Gabby: And of course we want to talk a little bit our latest sponsor who just got launched, and Anne’s got her profile set up, and I got mine set up, and we’re ready to go. It’s Voiceovers.com, “your voice, your way,” ethical, fair, transparent. Give them a shot, guys.

Anne: Have a great week, guys. See you next week.

Gabby: Bye!

Anne: Bye!

Announcer: Join us next week for another edition of VO BOSS with your hosts Anne Ganguzza and Gabby Nistico. All rights reserved, Anne Ganguzza Voice Talent in association with Three Moon Media. Redistribution with permission. Coast-to-coast connectivity via ipDTL.

[outtakes]

1

[dog barking]

Gabby: You shouldn’t be embarrassed about that. Hold on. Shut up. No. [dog growls] Noo-wah. Stop sassing me.

Anne: Noah.

Gabby: No-wah.

2

Anne: Who’s eating?

Gabby: I’m having candy because my throat is dry.

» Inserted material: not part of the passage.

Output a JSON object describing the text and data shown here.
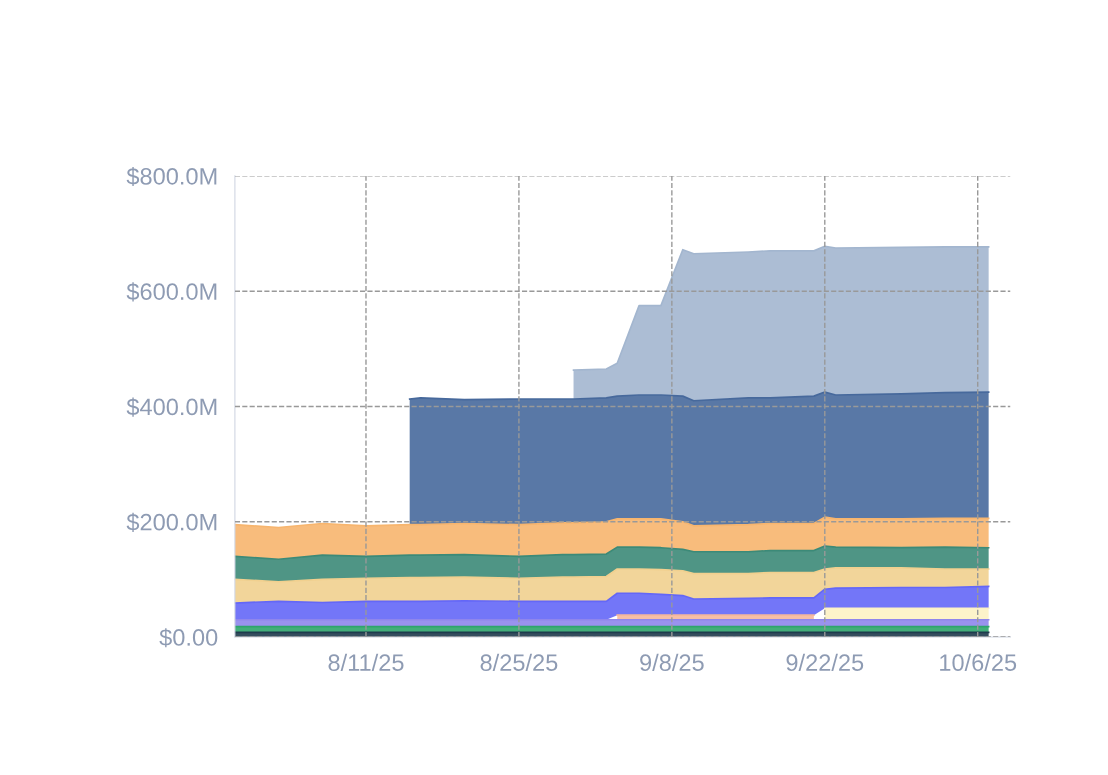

Anne: Oh. One of my clients just sent me a five pound tin of chocolate chip cookies. It’s so bad. I’m a chocolate chip cookie whore. Sorry, but I am.

Gabby: Wow. You know, I’ve that on tape, right?

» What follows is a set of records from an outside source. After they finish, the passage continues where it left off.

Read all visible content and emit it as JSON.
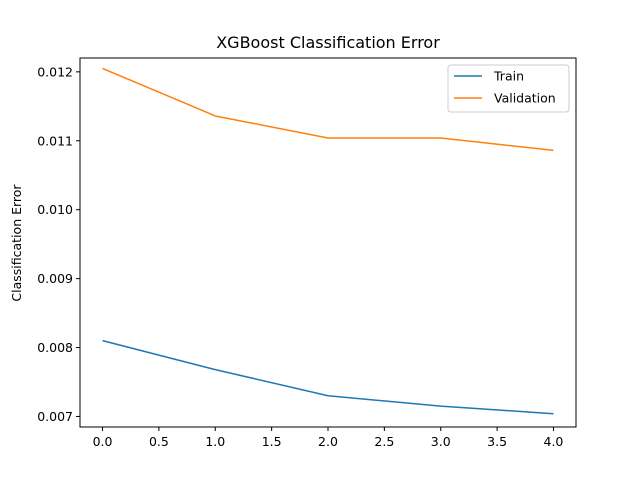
{
  "chart_data": {
    "type": "line",
    "title": "XGBoost Classification Error",
    "xlabel": "",
    "ylabel": "Classification Error",
    "x": [
      0,
      1,
      2,
      3,
      4
    ],
    "series": [
      {
        "name": "Train",
        "color": "#1f77b4",
        "values": [
          0.0081,
          0.00768,
          0.0073,
          0.00715,
          0.00704
        ]
      },
      {
        "name": "Validation",
        "color": "#ff7f0e",
        "values": [
          0.01205,
          0.01136,
          0.01104,
          0.01104,
          0.01086
        ]
      }
    ],
    "xlim": [
      -0.2,
      4.2
    ],
    "ylim": [
      0.006847,
      0.012201
    ],
    "xticks": [
      0.0,
      0.5,
      1.0,
      1.5,
      2.0,
      2.5,
      3.0,
      3.5,
      4.0
    ],
    "xtick_labels": [
      "0.0",
      "0.5",
      "1.0",
      "1.5",
      "2.0",
      "2.5",
      "3.0",
      "3.5",
      "4.0"
    ],
    "yticks": [
      0.007,
      0.008,
      0.009,
      0.01,
      0.011,
      0.012
    ],
    "ytick_labels": [
      "0.007",
      "0.008",
      "0.009",
      "0.010",
      "0.011",
      "0.012"
    ],
    "grid": false,
    "legend": "top-right"
  }
}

Anne: [laughs] It might be an outtake.

Gabby: I mean, I might just edit out chocolate chip cookie, and then we’ll just go with whatever we have left.

3

Anne: So. [laughs]

Philip: But you can ask me what you like. It’s fine. I’ve no delusions of adequacy.

Anne: [laughs]

4

Anne: Gabby? [laughs]

Philip: Don’t wake her up. She was fine.

Gabby: Yes, Anne?

Anne: I lost my whole sense of like closing out the show here.

Gabby: We have to, we have to do sponsors, so go ahead and do ipDTL, and then I’ll do Voiceovers.com.

Anne: Ok, ok, thank you.

5

Anne: It’s good to say scrotum.

Gabby: Oh. Scrotum.

Anne: What’s their name? Socrum?

Gabby: Scopic. Scrotum…

Anne: [laughs]

Gabby: Oh my God. Oh my Lord.

Anne: [laughs] This is not an outtake, trust me. I’m on my AT2020, cannot put in my outtake.

6

Anne: OK, let me get myself in the booth.

Gabby: Get in there! Get in the damn booth.